Yukarıda da değindiğim üzere, her ilacın bir yan etkisi illaki vardır varsayımından hareketle, süratle artan faizlerin getirdiği sıkı para politikasının yan etkisi bu sefer de ekonomik aktivitenin sert bir şekilde soğumasına zemin hazırlarken, 2022 yılında enflasyonda en kötünün geride kaldığı düşünülürse, 2023 yılının ana temasını da resesyon kaygılarının (büyüyememe) şekillendireceğinden endişe ediyoruz. Bu senaryo, yani uçağın piste sert inişi (hard landing) piyasaların tercih sıralamasında en son sırada yer aldığını not etmek isterim. 

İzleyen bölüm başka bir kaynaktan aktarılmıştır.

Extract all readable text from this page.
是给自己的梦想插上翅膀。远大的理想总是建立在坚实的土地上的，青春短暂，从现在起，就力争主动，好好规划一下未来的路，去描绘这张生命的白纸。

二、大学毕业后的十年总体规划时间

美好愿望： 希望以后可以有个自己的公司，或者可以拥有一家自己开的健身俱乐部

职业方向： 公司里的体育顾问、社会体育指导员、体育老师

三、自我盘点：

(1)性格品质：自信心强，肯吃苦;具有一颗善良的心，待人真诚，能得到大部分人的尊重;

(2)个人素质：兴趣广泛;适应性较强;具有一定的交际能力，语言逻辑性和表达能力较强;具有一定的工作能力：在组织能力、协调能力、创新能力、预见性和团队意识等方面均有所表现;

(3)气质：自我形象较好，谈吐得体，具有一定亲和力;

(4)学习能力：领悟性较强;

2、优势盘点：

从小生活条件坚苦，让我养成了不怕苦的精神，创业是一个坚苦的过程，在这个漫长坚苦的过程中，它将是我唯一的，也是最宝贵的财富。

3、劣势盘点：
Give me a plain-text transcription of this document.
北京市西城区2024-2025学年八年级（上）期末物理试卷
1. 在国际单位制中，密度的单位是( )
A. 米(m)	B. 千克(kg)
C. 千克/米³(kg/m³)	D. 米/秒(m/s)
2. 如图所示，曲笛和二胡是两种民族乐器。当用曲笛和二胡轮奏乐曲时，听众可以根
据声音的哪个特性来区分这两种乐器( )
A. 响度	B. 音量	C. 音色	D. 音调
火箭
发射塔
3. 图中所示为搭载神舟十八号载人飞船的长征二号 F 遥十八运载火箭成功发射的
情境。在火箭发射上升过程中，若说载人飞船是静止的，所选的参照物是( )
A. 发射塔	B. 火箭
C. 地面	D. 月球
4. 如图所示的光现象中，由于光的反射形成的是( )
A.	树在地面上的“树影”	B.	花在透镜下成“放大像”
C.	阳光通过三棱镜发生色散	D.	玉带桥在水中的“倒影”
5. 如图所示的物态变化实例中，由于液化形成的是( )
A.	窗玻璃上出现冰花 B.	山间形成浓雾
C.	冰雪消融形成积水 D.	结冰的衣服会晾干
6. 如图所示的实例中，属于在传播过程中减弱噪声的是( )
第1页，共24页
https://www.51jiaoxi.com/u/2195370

Önde gelen merkez bankalarının enflasyon ile büyüme arasında ya da bu tehlikeli sularda sergileyecekleri kaptanlık becerileri ve buna paralel elde edecekleri sonucu yine hep birlikte takip edeceğiz. Acaba, enflasyon kadar artmayan gelirlerin satın alma gücünde yarattığı aşınma ve buna bağlı baz etkisi ile hemen hemen dünyanın her yerinde düşecek olan enflasyona rağmen devam edecek hayat pahalılığının yanı sıra mali koşulların sıkışık devam etmesine ilaveten ekonomik büyümenin de sekteye uğraması ile yaşanacak resesyon ve buna bağlı 2022'ın ikinci yarısında başlayan işten çıkarmalar 2023 yılına nasıl bir 'bakiye' devredeceğini endişe ile takip edeceğiz. Faiz artışlarında tabir caizse kaşık kaşık ilerleyen FED'in meydana gelecek olası bir borç krizi ile kazandığı mevzilerden hızla geri çekilerek yine kepçe ile piyasaların istediğini geri mi vereceğini merakla takip edeceğiz. Malum, ne zaman bu FED başka FED desek 'bir noktada' bildiğimiz 'matbaa' FED ile yine karşı karşıya kalıyoruz. Umarım 2023 yılının da siyah kuğusu işten çıkarmaların tetiklediği ve resesyonun baş kaldırdığı bir borç krizi olmaz!